The revival of anti-trust enforcement seems to be an inevitable policy response as corporate mergers have reached new heights and scale.
As if corporate dealmakers aren’t facing enough headwinds lately, with political and economic turbulence rippling around the globe, a new obstacle to mega-mergers has emerged recently with the spectre of more vigorous enforcement of anti-trust law by U.S. regulators.
The revival of anti-trust enforcement seems to be an inevitable policy response as corporate mergers have reached new heights and scale, including pending mega-deals such as the proposed tie up between Anheuser-Busch InBev and SABMiller which would create a company that would account for about half the profit and almost a third of all beer sold worldwide.
In the case of the proposed InBev – SABMiller merger, dealmakers took the standard approach of proposing to divest holdings in certain assets in order to prevent an increased concentration of ownership within the U.S. market. But notwithstanding the proposed asset sales, the antitrust division of the U.S. Justice Department recently pressed ahead with a second round of information requests, signalling that the regulators are looking at the proposal with a heightened level of scrutiny.
Already this year, M&A deals with a combined value of $400 billion have collapsed in the U.S. market.

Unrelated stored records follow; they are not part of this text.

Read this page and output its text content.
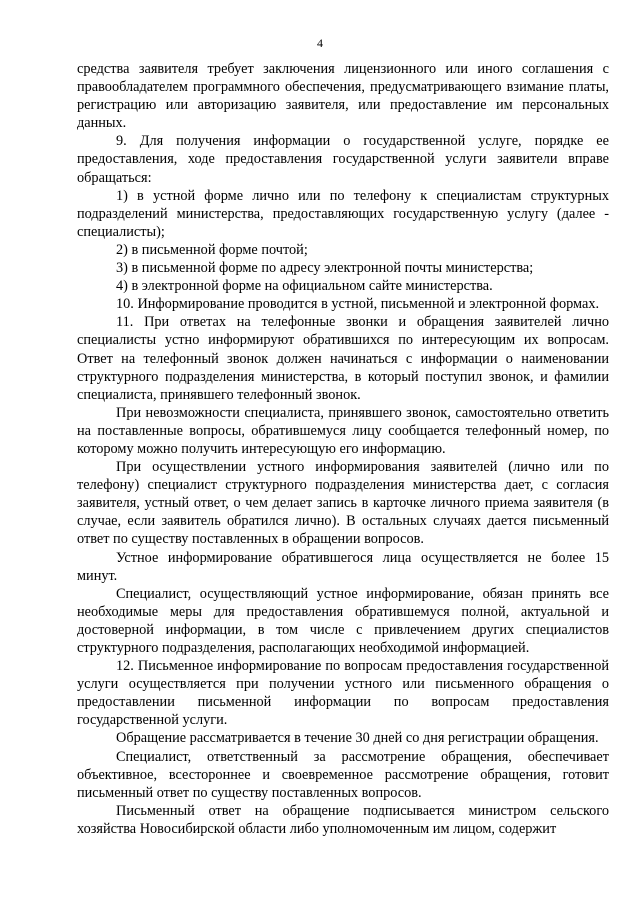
4

средства заявителя требует заключения лицензионного или иного соглашения с правообладателем программного обеспечения, предусматривающего взимание платы, регистрацию или авторизацию заявителя, или предоставление им персональных данных.

9. Для получения информации о государственной услуге, порядке ее предоставления, ходе предоставления государственной услуги заявители вправе обращаться:

1) в устной форме лично или по телефону к специалистам структурных подразделений министерства, предоставляющих государственную услугу (далее - специалисты);

2) в письменной форме почтой;

3) в письменной форме по адресу электронной почты министерства;

4) в электронной форме на официальном сайте министерства.

10. Информирование проводится в устной, письменной и электронной формах.

11. При ответах на телефонные звонки и обращения заявителей лично специалисты устно информируют обратившихся по интересующим их вопросам. Ответ на телефонный звонок должен начинаться с информации о наименовании структурного подразделения министерства, в который поступил звонок, и фамилии специалиста, принявшего телефонный звонок.

При невозможности специалиста, принявшего звонок, самостоятельно ответить на поставленные вопросы, обратившемуся лицу сообщается телефонный номер, по которому можно получить интересующую его информацию.

При осуществлении устного информирования заявителей (лично или по телефону) специалист структурного подразделения министерства дает, с согласия заявителя, устный ответ, о чем делает запись в карточке личного приема заявителя (в случае, если заявитель обратился лично). В остальных случаях дается письменный ответ по существу поставленных в обращении вопросов.

Устное информирование обратившегося лица осуществляется не более 15 минут.

Специалист, осуществляющий устное информирование, обязан принять все необходимые меры для предоставления обратившемуся полной, актуальной и достоверной информации, в том числе с привлечением других специалистов структурного подразделения, располагающих необходимой информацией.

12. Письменное информирование по вопросам предоставления государственной услуги осуществляется при получении устного или письменного обращения о предоставлении письменной информации по вопросам предоставления государственной услуги.

Обращение рассматривается в течение 30 дней со дня регистрации обращения.

Специалист, ответственный за рассмотрение обращения, обеспечивает объективное, всестороннее и своевременное рассмотрение обращения, готовит письменный ответ по существу поставленных вопросов.

Письменный ответ на обращение подписывается министром сельского хозяйства Новосибирской области либо уполномоченным им лицом, содержит
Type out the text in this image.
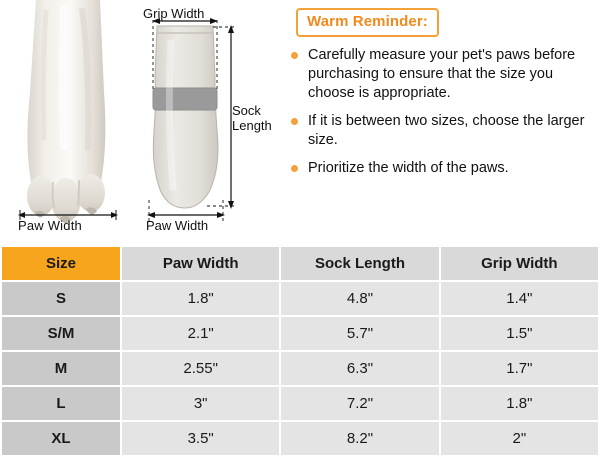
Paw Width
Grip Width
Sock
Length
Paw Width
Warm Reminder:
Carefully measure your pet's paws before purchasing to ensure that the size you choose is appropriate.
If it is between two sizes, choose the larger size.
Prioritize the width of the paws.
Size	Paw Width	Sock Length	Grip Width
S	1.8"	4.8"	1.4"
S/M	2.1"	5.7"	1.5"
M	2.55"	6.3"	1.7"
L	3"	7.2"	1.8"
XL	3.5"	8.2"	2"
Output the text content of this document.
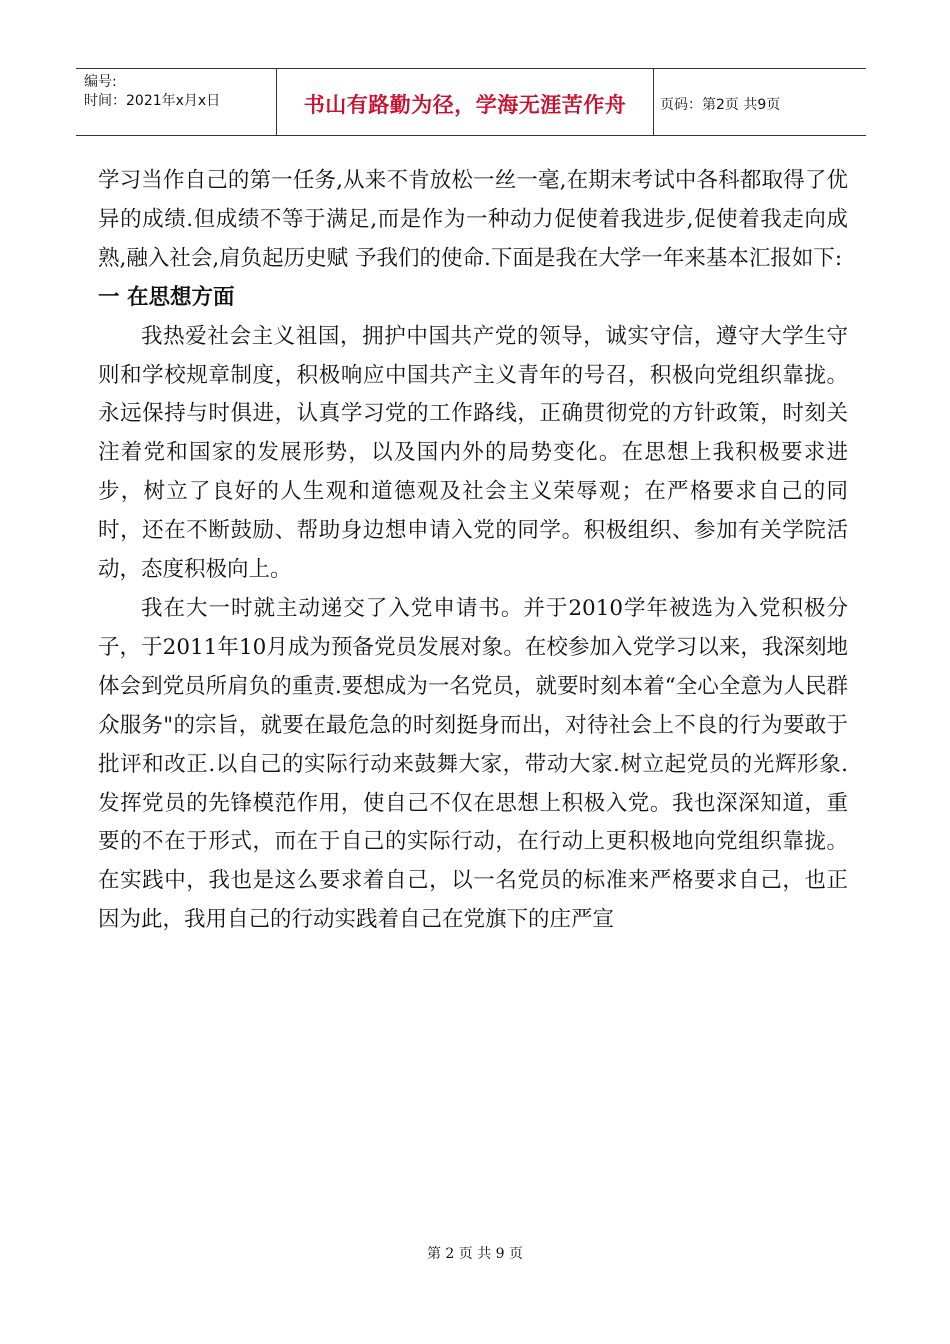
编号:
时间：2021年x月x日	书山有路勤为径，学海无涯苦作舟 页码：第2页 共9页

学习当作自己的第一任务,从来不肯放松一丝一毫,在期末考试中各科都取得了优异的成绩.但成绩不等于满足,而是作为一种动力促使着我进步,促使着我走向成熟,融入社会,肩负起历史赋 予我们的使命.下面是我在大学一年来基本汇报如下:

一 在思想方面

我热爱社会主义祖国，拥护中国共产党的领导，诚实守信，遵守大学生守则和学校规章制度，积极响应中国共产主义青年的号召，积极向党组织靠拢。永远保持与时俱进，认真学习党的工作路线，正确贯彻党的方针政策，时刻关注着党和国家的发展形势，以及国内外的局势变化。在思想上我积极要求进步，树立了良好的人生观和道德观及社会主义荣辱观；在严格要求自己的同时，还在不断鼓励、帮助身边想申请入党的同学。积极组织、参加有关学院活动，态度积极向上。

我在大一时就主动递交了入党申请书。并于2010学年被选为入党积极分子，于2011年10月成为预备党员发展对象。在校参加入党学习以来，我深刻地体会到党员所肩负的重责.要想成为一名党员，就要时刻本着“全心全意为人民群众服务"的宗旨，就要在最危急的时刻挺身而出，对待社会上不良的行为要敢于批评和改正.以自己的实际行动来鼓舞大家，带动大家.树立起党员的光辉形象.发挥党员的先锋模范作用，使自己不仅在思想上积极入党。我也深深知道，重要的不在于形式，而在于自己的实际行动，在行动上更积极地向党组织靠拢。在实践中，我也是这么要求着自己，以一名党员的标准来严格要求自己，也正因为此，我用自己的行动实践着自己在党旗下的庄严宣

第 2 页 共 9 页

According to Dealogic, this far exceeds last year’s full-year total of $231 billion in withdrawn deals and the 5-year average full-year total of $243 billion.
Not all of these deals fell apart as a result of increased antitrust enforcement. In fact, the biggest busted deal so far this year was the proposed tie up of Pfizer and Allergan, which was scuttled by the actions of the U.S. Treasury Department in moving to tighten tax regulations related to corporate inversions. But antitrust enforcement has been responsible for several other notable busted deals, including the recently withdrawn merger of Halliburton and BakerHughes, as well as the proposed combination of Staples and Office Depot.
In total, eight mergers were abandoned in 2015 after the U.S. Department of Justice objected to them on antitrust grounds, the most since 2012, according to the department’s data. So far this year, there have been three antitrust deal fatalities, with a growing list of pending deals, such as InBev-SABMiller, facing the prospect of protracted review and heightened scrutiny.
“We have had 25 years of pretty lax antitrust enforcement,” as Diana Moss, the head of the American Antitrust Institute, recently told a reporter from CBS. “We’ve gotten to the point in many markets where they’re so highly concentrated that any merger is going to raise red flags.”
While these red flags are being raised with increasing frequency in response to the latest round of mega-mergers, it may be one more reason why the focus and energy of dealmakers continues to shift in the direction of middle market transactions, where we see an expanded range of opportunity and much lower execution risk when it comes to antitrust scrutiny.